Kenna herself brightens when she begins to speak about the use of light in her photography. “It’s my favorite thing,” she declares, “I shoot into the sun.” She structures her sessions around it – planning them an hour before sunrise or at sunset. This provides ample opportunity to play with light, whether she does that by placing glass prisms or seran wrap over the lens, or wiping facial oil across it to produce interesting lens flares. As if to bring the sun even closer, she emphasizes warmth in her editing.

Ultimately, Kenna photographs to preserve the most meaningful moments and furthermore, to elevate them with the Romantic sensibility present in her work. As she puts it, she aims to “blur the line between magic and reality.”

“You never know when a photograph may be all you have left of someone or something or a place or a time – and I don’t think that’s morbid, I think that’s just perspective.”

She then rattles off an inventory of  evocative moments that show that she has experienced and thought deeply about the things that she believes deserve to be monumentalized: “that summer before college “your first date,” and “that weekend of freshman year when you felt like you were at home for the first time.” She goes on, “capturing someone’s genuine laugh when they’re eighteen so they can have that when they’re forty – being able to give that to people is really beautiful, and that’s why I do it.”

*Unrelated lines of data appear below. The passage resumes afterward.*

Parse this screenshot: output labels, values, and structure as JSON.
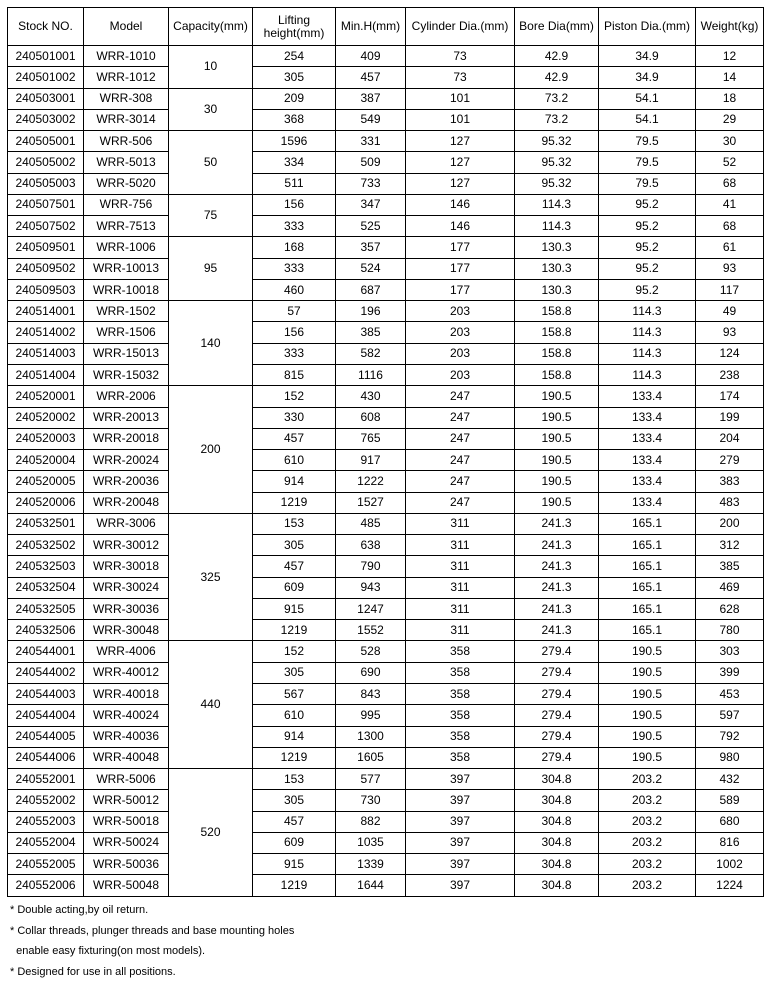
{
  "headers": [
    "Stock NO.",
    "Model",
    "Capacity(mm)",
    "Lifting height(mm)",
    "Min.H(mm)",
    "Cylinder Dia.(mm)",
    "Bore Dia(mm)",
    "Piston Dia.(mm)",
    "Weight(kg)"
  ],
  "groups": [
    {
      "capacity": "10",
      "rows": [
        [
          "240501001",
          "WRR-1010",
          "254",
          "409",
          "73",
          "42.9",
          "34.9",
          "12"
        ],
        [
          "240501002",
          "WRR-1012",
          "305",
          "457",
          "73",
          "42.9",
          "34.9",
          "14"
        ]
      ]
    },
    {
      "capacity": "30",
      "rows": [
        [
          "240503001",
          "WRR-308",
          "209",
          "387",
          "101",
          "73.2",
          "54.1",
          "18"
        ],
        [
          "240503002",
          "WRR-3014",
          "368",
          "549",
          "101",
          "73.2",
          "54.1",
          "29"
        ]
      ]
    },
    {
      "capacity": "50",
      "rows": [
        [
          "240505001",
          "WRR-506",
          "1596",
          "331",
          "127",
          "95.32",
          "79.5",
          "30"
        ],
        [
          "240505002",
          "WRR-5013",
          "334",
          "509",
          "127",
          "95.32",
          "79.5",
          "52"
        ],
        [
          "240505003",
          "WRR-5020",
          "511",
          "733",
          "127",
          "95.32",
          "79.5",
          "68"
        ]
      ]
    },
    {
      "capacity": "75",
      "rows": [
        [
          "240507501",
          "WRR-756",
          "156",
          "347",
          "146",
          "114.3",
          "95.2",
          "41"
        ],
        [
          "240507502",
          "WRR-7513",
          "333",
          "525",
          "146",
          "114.3",
          "95.2",
          "68"
        ]
      ]
    },
    {
      "capacity": "95",
      "rows": [
        [
          "240509501",
          "WRR-1006",
          "168",
          "357",
          "177",
          "130.3",
          "95.2",
          "61"
        ],
        [
          "240509502",
          "WRR-10013",
          "333",
          "524",
          "177",
          "130.3",
          "95.2",
          "93"
        ],
        [
          "240509503",
          "WRR-10018",
          "460",
          "687",
          "177",
          "130.3",
          "95.2",
          "117"
        ]
      ]
    },
    {
      "capacity": "140",
      "rows": [
        [
          "240514001",
          "WRR-1502",
          "57",
          "196",
          "203",
          "158.8",
          "114.3",
          "49"
        ],
        [
          "240514002",
          "WRR-1506",
          "156",
          "385",
          "203",
          "158.8",
          "114.3",
          "93"
        ],
        [
          "240514003",
          "WRR-15013",
          "333",
          "582",
          "203",
          "158.8",
          "114.3",
          "124"
        ],
        [
          "240514004",
          "WRR-15032",
          "815",
          "1116",
          "203",
          "158.8",
          "114.3",
          "238"
        ]
      ]
    },
    {
      "capacity": "200",
      "rows": [
        [
          "240520001",
          "WRR-2006",
          "152",
          "430",
          "247",
          "190.5",
          "133.4",
          "174"
        ],
        [
          "240520002",
          "WRR-20013",
          "330",
          "608",
          "247",
          "190.5",
          "133.4",
          "199"
        ],
        [
          "240520003",
          "WRR-20018",
          "457",
          "765",
          "247",
          "190.5",
          "133.4",
          "204"
        ],
        [
          "240520004",
          "WRR-20024",
          "610",
          "917",
          "247",
          "190.5",
          "133.4",
          "279"
        ],
        [
          "240520005",
          "WRR-20036",
          "914",
          "1222",
          "247",
          "190.5",
          "133.4",
          "383"
        ],
        [
          "240520006",
          "WRR-20048",
          "1219",
          "1527",
          "247",
          "190.5",
          "133.4",
          "483"
        ]
      ]
    },
    {
      "capacity": "325",
      "rows": [
        [
          "240532501",
          "WRR-3006",
          "153",
          "485",
          "311",
          "241.3",
          "165.1",
          "200"
        ],
        [
          "240532502",
          "WRR-30012",
          "305",
          "638",
          "311",
          "241.3",
          "165.1",
          "312"
        ],
        [
          "240532503",
          "WRR-30018",
          "457",
          "790",
          "311",
          "241.3",
          "165.1",
          "385"
        ],
        [
          "240532504",
          "WRR-30024",
          "609",
          "943",
          "311",
          "241.3",
          "165.1",
          "469"
        ],
        [
          "240532505",
          "WRR-30036",
          "915",
          "1247",
          "311",
          "241.3",
          "165.1",
          "628"
        ],
        [
          "240532506",
          "WRR-30048",
          "1219",
          "1552",
          "311",
          "241.3",
          "165.1",
          "780"
        ]
      ]
    },
    {
      "capacity": "440",
      "rows": [
        [
          "240544001",
          "WRR-4006",
          "152",
          "528",
          "358",
          "279.4",
          "190.5",
          "303"
        ],
        [
          "240544002",
          "WRR-40012",
          "305",
          "690",
          "358",
          "279.4",
          "190.5",
          "399"
        ],
        [
          "240544003",
          "WRR-40018",
          "567",
          "843",
          "358",
          "279.4",
          "190.5",
          "453"
        ],
        [
          "240544004",
          "WRR-40024",
          "610",
          "995",
          "358",
          "279.4",
          "190.5",
          "597"
        ],
        [
          "240544005",
          "WRR-40036",
          "914",
          "1300",
          "358",
          "279.4",
          "190.5",
          "792"
        ],
        [
          "240544006",
          "WRR-40048",
          "1219",
          "1605",
          "358",
          "279.4",
          "190.5",
          "980"
        ]
      ]
    },
    {
      "capacity": "520",
      "rows": [
        [
          "240552001",
          "WRR-5006",
          "153",
          "577",
          "397",
          "304.8",
          "203.2",
          "432"
        ],
        [
          "240552002",
          "WRR-50012",
          "305",
          "730",
          "397",
          "304.8",
          "203.2",
          "589"
        ],
        [
          "240552003",
          "WRR-50018",
          "457",
          "882",
          "397",
          "304.8",
          "203.2",
          "680"
        ],
        [
          "240552004",
          "WRR-50024",
          "609",
          "1035",
          "397",
          "304.8",
          "203.2",
          "816"
        ],
        [
          "240552005",
          "WRR-50036",
          "915",
          "1339",
          "397",
          "304.8",
          "203.2",
          "1002"
        ],
        [
          "240552006",
          "WRR-50048",
          "1219",
          "1644",
          "397",
          "304.8",
          "203.2",
          "1224"
        ]
      ]
    }
  ],
  "notes": [
    "* Double acting,by oil return.",
    "* Collar threads, plunger threads and base mounting holes",
    "  enable easy fixturing(on most models).",
    "* Designed for use in all positions."
  ]
}
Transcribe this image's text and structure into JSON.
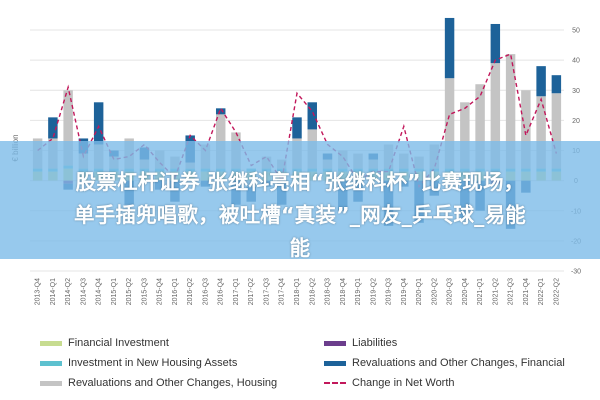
{
  "chart_data": {
    "type": "bar",
    "stacked": true,
    "ylabel": "€ billion",
    "ylim": [
      -30,
      50
    ],
    "yticks": [
      50,
      40,
      30,
      20,
      10,
      0,
      -10,
      -20,
      -30
    ],
    "categories": [
      "2013-Q4",
      "2014-Q1",
      "2014-Q2",
      "2014-Q3",
      "2014-Q4",
      "2015-Q1",
      "2015-Q2",
      "2015-Q3",
      "2015-Q4",
      "2016-Q1",
      "2016-Q2",
      "2016-Q3",
      "2016-Q4",
      "2017-Q1",
      "2017-Q2",
      "2017-Q3",
      "2017-Q4",
      "2018-Q1",
      "2018-Q2",
      "2018-Q3",
      "2018-Q4",
      "2019-Q1",
      "2019-Q2",
      "2019-Q3",
      "2019-Q4",
      "2020-Q1",
      "2020-Q2",
      "2020-Q3",
      "2020-Q4",
      "2021-Q1",
      "2021-Q2",
      "2021-Q3",
      "2021-Q4",
      "2022-Q1",
      "2022-Q2"
    ],
    "series": [
      {
        "name": "Financial Investment",
        "color": "#c7dc90",
        "values": [
          3,
          3,
          4,
          3,
          3,
          3,
          3,
          3,
          3,
          3,
          3,
          3,
          3,
          3,
          3,
          3,
          3,
          3,
          3,
          3,
          3,
          3,
          3,
          3,
          3,
          3,
          3,
          3,
          3,
          3,
          3,
          3,
          3,
          3,
          3
        ]
      },
      {
        "name": "Investment in New Housing Assets",
        "color": "#5dc1cf",
        "values": [
          1,
          1,
          1,
          1,
          1,
          1,
          1,
          1,
          1,
          1,
          1,
          1,
          1,
          1,
          1,
          1,
          1,
          1,
          1,
          1,
          1,
          1,
          1,
          1,
          1,
          1,
          1,
          1,
          1,
          1,
          1,
          1,
          1,
          1,
          1
        ]
      },
      {
        "name": "Revaluations and Other Changes, Housing",
        "color": "#c4c4c4",
        "values": [
          10,
          10,
          25,
          5,
          8,
          4,
          10,
          3,
          6,
          4,
          2,
          8,
          18,
          12,
          -2,
          4,
          3,
          10,
          13,
          3,
          6,
          5,
          3,
          8,
          5,
          4,
          8,
          30,
          22,
          28,
          35,
          38,
          26,
          24,
          25
        ]
      },
      {
        "name": "Liabilities",
        "color": "#6b3d8c",
        "values": [
          0,
          0,
          -1,
          0,
          0,
          0,
          0,
          0,
          0,
          0,
          0,
          0,
          0,
          0,
          0,
          0,
          0,
          0,
          0,
          0,
          0,
          0,
          0,
          0,
          0,
          0,
          0,
          0,
          0,
          0,
          -1,
          0,
          0,
          0,
          0
        ]
      },
      {
        "name": "Revaluations and Other Changes, Financial",
        "color": "#1d6299",
        "values": [
          0,
          7,
          -2,
          5,
          14,
          2,
          -8,
          4,
          -3,
          -7,
          9,
          -2,
          2,
          -8,
          -5,
          -2,
          -8,
          7,
          9,
          2,
          -10,
          -7,
          2,
          -15,
          -2,
          -14,
          -5,
          20,
          -13,
          -10,
          13,
          -16,
          -4,
          10,
          6
        ]
      }
    ],
    "net_worth": {
      "name": "Change in Net Worth",
      "color": "#c2185b",
      "values": [
        10,
        14,
        31,
        8,
        18,
        7,
        8,
        12,
        6,
        1,
        15,
        10,
        24,
        16,
        5,
        8,
        0,
        29,
        23,
        12,
        8,
        0,
        3,
        3,
        18,
        -2,
        4,
        22,
        24,
        28,
        40,
        42,
        15,
        27,
        9
      ]
    },
    "legend_position": "bottom"
  },
  "overlay": {
    "line1": "股票杠杆证券 张继科亮相“张继科杯”比赛现场，",
    "line2": "单手插兜唱歌，被吐槽“真装”_网友_乒乓球_易能",
    "line3": "能"
  }
}
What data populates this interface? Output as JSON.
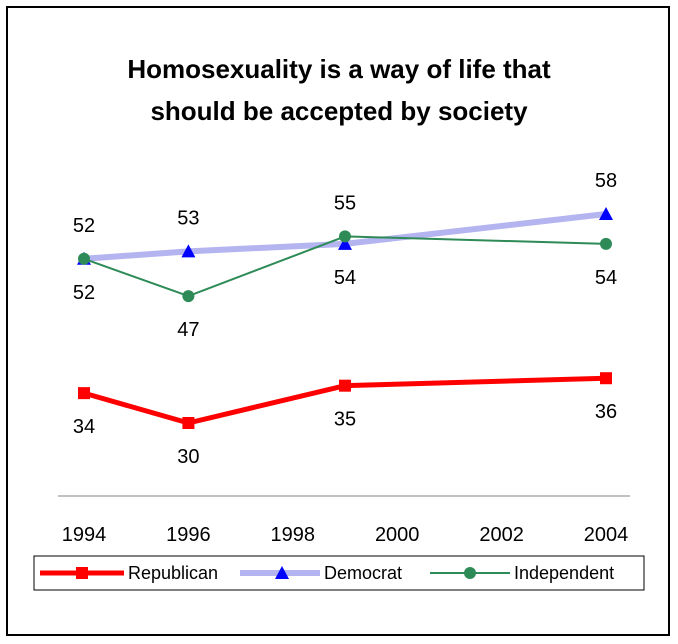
{
  "chart_data": {
    "type": "line",
    "title_lines": [
      "Homosexuality is a way of life that",
      "should be accepted by society"
    ],
    "x_ticks": [
      1994,
      1996,
      1998,
      2000,
      2002,
      2004
    ],
    "xlim": [
      1994,
      2004
    ],
    "legend_position": "bottom",
    "grid": false,
    "series": [
      {
        "name": "Republican",
        "color": "#ff0000",
        "marker": "square",
        "points": [
          {
            "x": 1994,
            "y": 34,
            "label": "34",
            "label_pos": "below"
          },
          {
            "x": 1996,
            "y": 30,
            "label": "30",
            "label_pos": "below"
          },
          {
            "x": 1999,
            "y": 35,
            "label": "35",
            "label_pos": "below"
          },
          {
            "x": 2004,
            "y": 36,
            "label": "36",
            "label_pos": "below"
          }
        ]
      },
      {
        "name": "Democrat",
        "color": "#b4b4f0",
        "marker_color": "#0000ff",
        "marker": "triangle",
        "points": [
          {
            "x": 1994,
            "y": 52,
            "label": "52",
            "label_pos": "above"
          },
          {
            "x": 1996,
            "y": 53,
            "label": "53",
            "label_pos": "above"
          },
          {
            "x": 1999,
            "y": 54,
            "label": "54",
            "label_pos": "below"
          },
          {
            "x": 2004,
            "y": 58,
            "label": "58",
            "label_pos": "above"
          }
        ]
      },
      {
        "name": "Independent",
        "color": "#2e8b57",
        "marker": "circle",
        "points": [
          {
            "x": 1994,
            "y": 52,
            "label": "52",
            "label_pos": "below"
          },
          {
            "x": 1996,
            "y": 47,
            "label": "47",
            "label_pos": "below"
          },
          {
            "x": 1999,
            "y": 55,
            "label": "55",
            "label_pos": "above"
          },
          {
            "x": 2004,
            "y": 54,
            "label": "54",
            "label_pos": "below"
          }
        ]
      }
    ]
  }
}
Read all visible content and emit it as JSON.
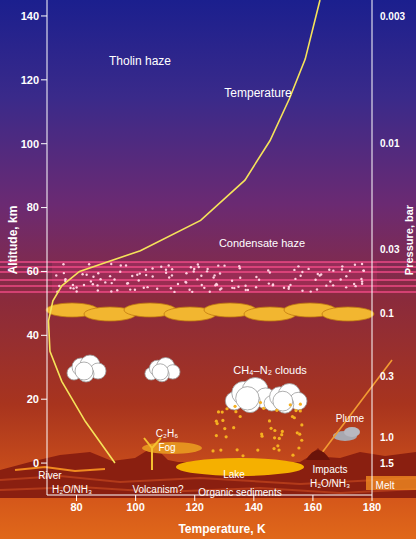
{
  "chart_data": {
    "type": "line",
    "x_label": "Temperature, K",
    "y_label": "Altitude, km",
    "pressure_label": "Pressure, bar",
    "xlim": [
      70,
      180
    ],
    "xticks": [
      80,
      100,
      120,
      140,
      160,
      180
    ],
    "ylim": [
      -10,
      145
    ],
    "yticks": [
      0,
      20,
      40,
      60,
      80,
      100,
      120,
      140
    ],
    "pressure_ticks": [
      {
        "altitude": 140,
        "pressure": 0.003,
        "label": "0.003"
      },
      {
        "altitude": 100,
        "pressure": 0.01,
        "label": "0.01"
      },
      {
        "altitude": 67,
        "pressure": 0.03,
        "label": "0.03"
      },
      {
        "altitude": 47,
        "pressure": 0.1,
        "label": "0.1"
      },
      {
        "altitude": 27,
        "pressure": 0.3,
        "label": "0.3"
      },
      {
        "altitude": 8,
        "pressure": 1,
        "label": "1.0"
      },
      {
        "altitude": 0,
        "pressure": 1.5,
        "label": "1.5"
      }
    ],
    "grid": false,
    "series": [
      {
        "name": "Temperature",
        "color": "#f5e35a",
        "x": [
          93,
          83,
          75,
          71,
          70.5,
          72,
          75,
          81,
          101.6,
          122,
          137,
          145.5,
          152,
          157.4,
          162.4
        ],
        "values": [
          0,
          13,
          25.6,
          35,
          44.5,
          50.8,
          55.5,
          60,
          66.5,
          76,
          88.6,
          101,
          114,
          126.5,
          145
        ]
      }
    ],
    "annotations": [
      "Tholin haze",
      "Condensate haze",
      "CH₄–N₂ clouds",
      "C₂H₆",
      "Fog",
      "Lake",
      "Plume",
      "River",
      "H₂O/NH₃",
      "Volcanism?",
      "Organic sediments",
      "Impacts",
      "H₂O/NH₃",
      "Melt"
    ]
  }
}
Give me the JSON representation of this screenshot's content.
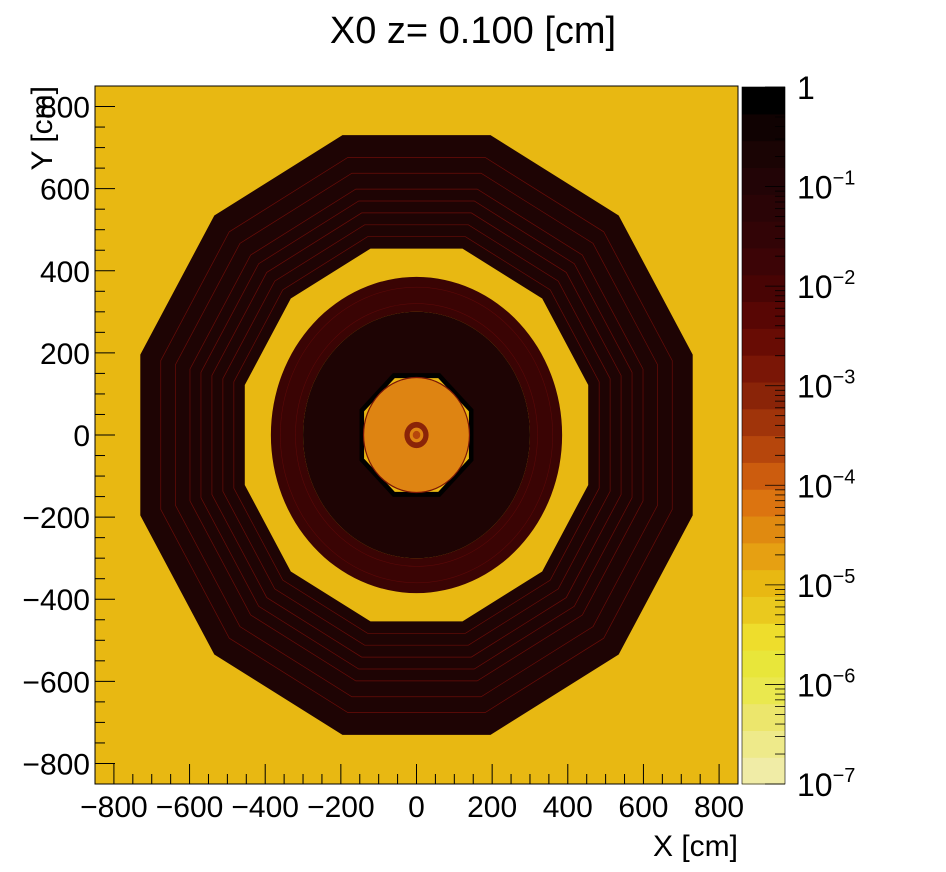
{
  "chart_data": {
    "type": "heatmap",
    "title": "X0 z=  0.100 [cm]",
    "xlabel": "X [cm]",
    "ylabel": "Y [cm]",
    "xlim": [
      -850,
      850
    ],
    "ylim": [
      -850,
      850
    ],
    "x_ticks": [
      {
        "value": -800,
        "label": "−800"
      },
      {
        "value": -600,
        "label": "−600"
      },
      {
        "value": -400,
        "label": "−400"
      },
      {
        "value": -200,
        "label": "−200"
      },
      {
        "value": 0,
        "label": "0"
      },
      {
        "value": 200,
        "label": "200"
      },
      {
        "value": 400,
        "label": "400"
      },
      {
        "value": 600,
        "label": "600"
      },
      {
        "value": 800,
        "label": "800"
      }
    ],
    "y_ticks": [
      {
        "value": -800,
        "label": "−800"
      },
      {
        "value": -600,
        "label": "−600"
      },
      {
        "value": -400,
        "label": "−400"
      },
      {
        "value": -200,
        "label": "−200"
      },
      {
        "value": 0,
        "label": "0"
      },
      {
        "value": 200,
        "label": "200"
      },
      {
        "value": 400,
        "label": "400"
      },
      {
        "value": 600,
        "label": "600"
      },
      {
        "value": 800,
        "label": "800"
      }
    ],
    "colorbar": {
      "scale": "log",
      "min": 1e-07,
      "max": 1,
      "ticks": [
        {
          "value": 1,
          "base": "1",
          "exp": ""
        },
        {
          "value": 0.1,
          "base": "10",
          "exp": "−1"
        },
        {
          "value": 0.01,
          "base": "10",
          "exp": "−2"
        },
        {
          "value": 0.001,
          "base": "10",
          "exp": "−3"
        },
        {
          "value": 0.0001,
          "base": "10",
          "exp": "−4"
        },
        {
          "value": 1e-05,
          "base": "10",
          "exp": "−5"
        },
        {
          "value": 1e-06,
          "base": "10",
          "exp": "−6"
        },
        {
          "value": 1e-07,
          "base": "10",
          "exp": "−7"
        }
      ],
      "palette_bottom_to_top": [
        "#f0eca6",
        "#eeea8a",
        "#ece66c",
        "#eae84e",
        "#e8e63a",
        "#eedd2c",
        "#eac91e",
        "#e8b812",
        "#e6a012",
        "#e08a10",
        "#dc7410",
        "#cc5c0e",
        "#b6460c",
        "#a0340a",
        "#8a2408",
        "#7a1606",
        "#680c04",
        "#580604",
        "#480404",
        "#3c0406",
        "#320406",
        "#2a0406",
        "#220406",
        "#1a0404",
        "#100202",
        "#000000"
      ]
    },
    "background_color": "#e8b812",
    "regions": [
      {
        "name": "outer-dodecagon",
        "shape": "polygon",
        "sides": 12,
        "rotation_deg": 15,
        "outer_radius": 756,
        "inner_radius": 470,
        "color": "#1e0404"
      },
      {
        "name": "middle-ring",
        "shape": "ring",
        "outer_radius": 385,
        "inner_radius": 300,
        "color": "#3a0404"
      },
      {
        "name": "inner-disk",
        "shape": "ring",
        "outer_radius": 300,
        "inner_radius": 0,
        "color": "#1e0404"
      },
      {
        "name": "octagon-frame",
        "shape": "polygon",
        "sides": 8,
        "rotation_deg": 22.5,
        "outer_radius": 163,
        "inner_radius": 150,
        "color": "#000000"
      },
      {
        "name": "octagon-fill",
        "shape": "polygon",
        "sides": 8,
        "rotation_deg": 22.5,
        "outer_radius": 150,
        "inner_radius": 0,
        "color": "#e8b812"
      },
      {
        "name": "tracker-disk",
        "shape": "ring",
        "outer_radius": 140,
        "inner_radius": 0,
        "color": "#de8412"
      },
      {
        "name": "beampipe-ring",
        "shape": "ring",
        "outer_radius": 32,
        "inner_radius": 18,
        "color": "#8a2408"
      },
      {
        "name": "beampipe-core",
        "shape": "ring",
        "outer_radius": 10,
        "inner_radius": 0,
        "color": "#b6460c"
      }
    ]
  }
}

She is hesitant to name a favorite kind of shoot to do, but expresses that she loves taking grad portraits. Those are the shoots she did when she was just beginning, and considers that time in someone’s life such a “tender season.” “It is a really dear thing to be with someone in” she continues.

“Season” was a word Kenna used several times, serving to illustrate the importance of bringing the context of a subject’s life into a portrait. “What is meaningful to you about this season in your life?” is a question she often asks her subjects.

This season of Kenna’s life, as she describes it sitting in a bustling McClurg dining room on this particular misty March morning, is sure to be a memorable one. As Vice President of Public Relations for Kappa Delta, a Sacristan for All Saints Chapel, and a leader of a Book of Joy reading group, all in addition to managing her photography business and pursuing a double major in Psychology and Religious Studies, Grey Kenna is as busy as possible, and yet she is still committed to investing in every moment – which, for Kenna, often means taking a photograph.